Family violence & Commonwealth laws e-news | Feedback

Issue 8 | 7 September 2011  View original format

Calling for feedback

As readers will be aware, on 19 August we released a Discussion Paper. Those of you who are referring to the full Discussion Paper as you write your submissions might perhaps have noticed that it’s big. Very big.  It’s really seven DPs in one, given the coverage of the discrete areas under review.

First, a few words about that. The ALRC carries out a lot of research and consultation before we come up with the questions and proposals that we put to our stakeholders. We believe that is important that all of this work is fully documented. These documents are a reference for stakeholders requiring detailed explanation, they ultimately provide an evidence base for our final recommendations for reform, and they also become valuable reference material for other researchers in the field. But yes, all that documentation can become a little unwieldy.

Enter, the Summary Paper.   The practice of producing separate summary versions of Discussion Papers and Final Reports is a relatively new one for the ALRC.  The intention is to help stakeholders access and grasp the key issues quickly, without getting bogged down or bewildered by too much detail.  The Summary Paper aims to provide the essential minimum for easy access to the ALRC’s thinking, particularly for stakeholders who already have considerable understanding of the various issues under review.

The Family Violence- Commonwealth Laws Discussion Paper Summary is probably the shortest summary document we’ve produced to date. After a brief introduction and overview, it provides a short abstract of each chapter, followed by the questions and proposals contained in that chapter. We would like to know if we’ve achieved the right balance with this formula.

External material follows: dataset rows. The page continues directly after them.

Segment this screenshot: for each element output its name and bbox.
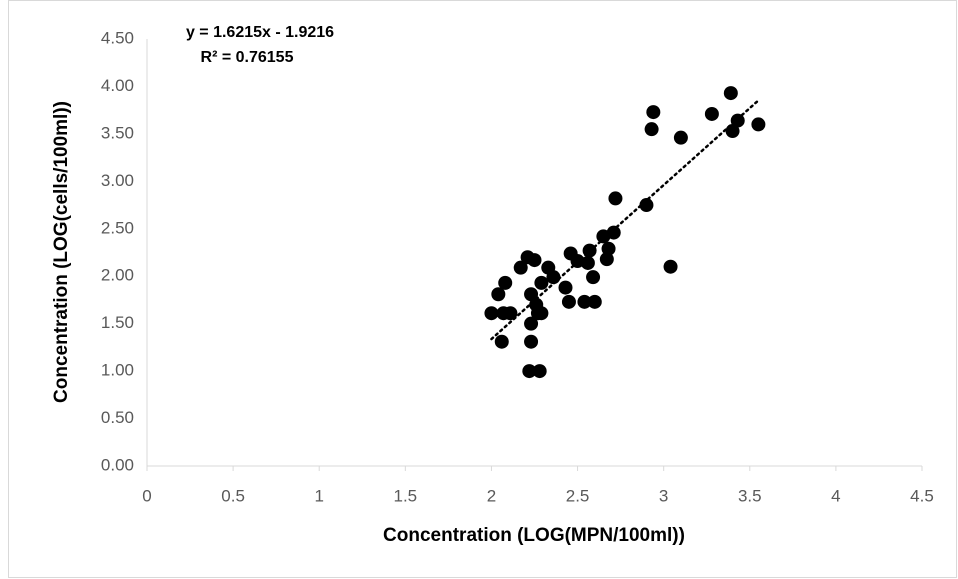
data-point (524, 287, 539, 302)
y-tick-label: 3.50 (101, 123, 134, 142)
data-point (527, 253, 542, 268)
data-point (534, 275, 549, 290)
data-point (663, 259, 678, 274)
data-point (751, 117, 766, 132)
x-tick-label: 1 (314, 486, 323, 505)
data-point (730, 113, 745, 128)
x-tick-label: 4 (831, 486, 840, 505)
data-point (558, 280, 573, 295)
y-tick-label: 0.00 (101, 455, 134, 474)
x-tick-label: 0.5 (221, 486, 245, 505)
data-point (582, 243, 597, 258)
data-point (577, 294, 592, 309)
y-tick-label: 4.00 (101, 76, 134, 95)
y-tick-label: 1.50 (101, 313, 134, 332)
data-point (534, 306, 549, 321)
chart-border (8, 0, 957, 578)
y-tick-label: 0.50 (101, 408, 134, 427)
data-point (561, 294, 576, 309)
data-point (606, 225, 621, 240)
y-axis-title: Concentration (LOG(cells/100ml)) (51, 101, 72, 403)
data-point (491, 287, 506, 302)
y-tick-label: 1.00 (101, 361, 134, 380)
data-point (644, 122, 659, 137)
data-point (673, 130, 688, 145)
data-point (546, 270, 561, 285)
data-point (498, 275, 513, 290)
x-tick-label: 0 (142, 486, 151, 505)
data-point (524, 316, 539, 331)
data-point (580, 255, 595, 270)
x-tick-label: 3.5 (738, 486, 762, 505)
x-tick-label: 4.5 (910, 486, 934, 505)
data-point (484, 306, 499, 321)
data-point (725, 124, 740, 139)
x-tick-label: 1.5 (394, 486, 418, 505)
y-tick-label: 3.00 (101, 171, 134, 190)
data-point (601, 241, 616, 256)
data-point (503, 306, 518, 321)
data-point (532, 364, 547, 379)
y-tick-label: 2.00 (101, 266, 134, 285)
data-point (513, 260, 528, 275)
trend-equation: y = 1.6215x - 1.9216 (186, 24, 334, 41)
data-point (494, 334, 509, 349)
x-axis-title: Concentration (LOG(MPN/100ml)) (383, 525, 685, 546)
y-tick-label: 2.50 (101, 218, 134, 237)
data-point (586, 270, 601, 285)
data-point (646, 105, 661, 120)
data-point (639, 198, 654, 213)
x-tick-label: 3 (659, 486, 668, 505)
data-point (524, 334, 539, 349)
data-point (570, 254, 585, 269)
data-point (599, 252, 614, 267)
data-point (608, 191, 623, 206)
x-tick-label: 2.5 (566, 486, 590, 505)
trend-r-squared: R² = 0.76155 (201, 49, 294, 66)
x-tick-label: 2 (487, 486, 496, 505)
data-point (587, 294, 602, 309)
data-point (522, 364, 537, 379)
data-point (704, 106, 719, 121)
y-tick-label: 4.50 (101, 28, 134, 47)
data-point (723, 86, 738, 101)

As you write your submissions for this Inquiry (due 30 September!), and the experience of using these Discussion Papers is fresh, we’d really welcome any feedback about how you are using these publications, and what you do and don’t find useful.

Provide feedback  >>

Ongoing consultations

Following the release of the Discussion Paper the ALRC has begun undertaking a second round of consultations with key stakeholders.

Recently several members of the ALRC met with the Sex Discrimination Commissioner, Aboriginal and Torres Strait Islander Social Justice Commissioner, Deputy Sex Discrimination Commissioner, Executive Director and members of the Disability Rights and Sex and Age Discrimination units of the Australian Human Rights Commission to discuss the Inquiry. Next week members of the team will attend a meeting of the Superannuation Consultative Committee Secretariat of the ATO and will also attend the 1st National LGBTIQ Domestic Family Violence Conference. In addition, over the next month consultation trips are planned to Canberra, Brisbane and Perth and many consultations will also be conducted in Sydney and by telephone.

Consultations are a crucial way for the ALRC to engage with a range of stakeholders around Australia, as are the invaluable contributions of stakeholders in making written submissions that the ALRC can then draw upon in writing the Final Report.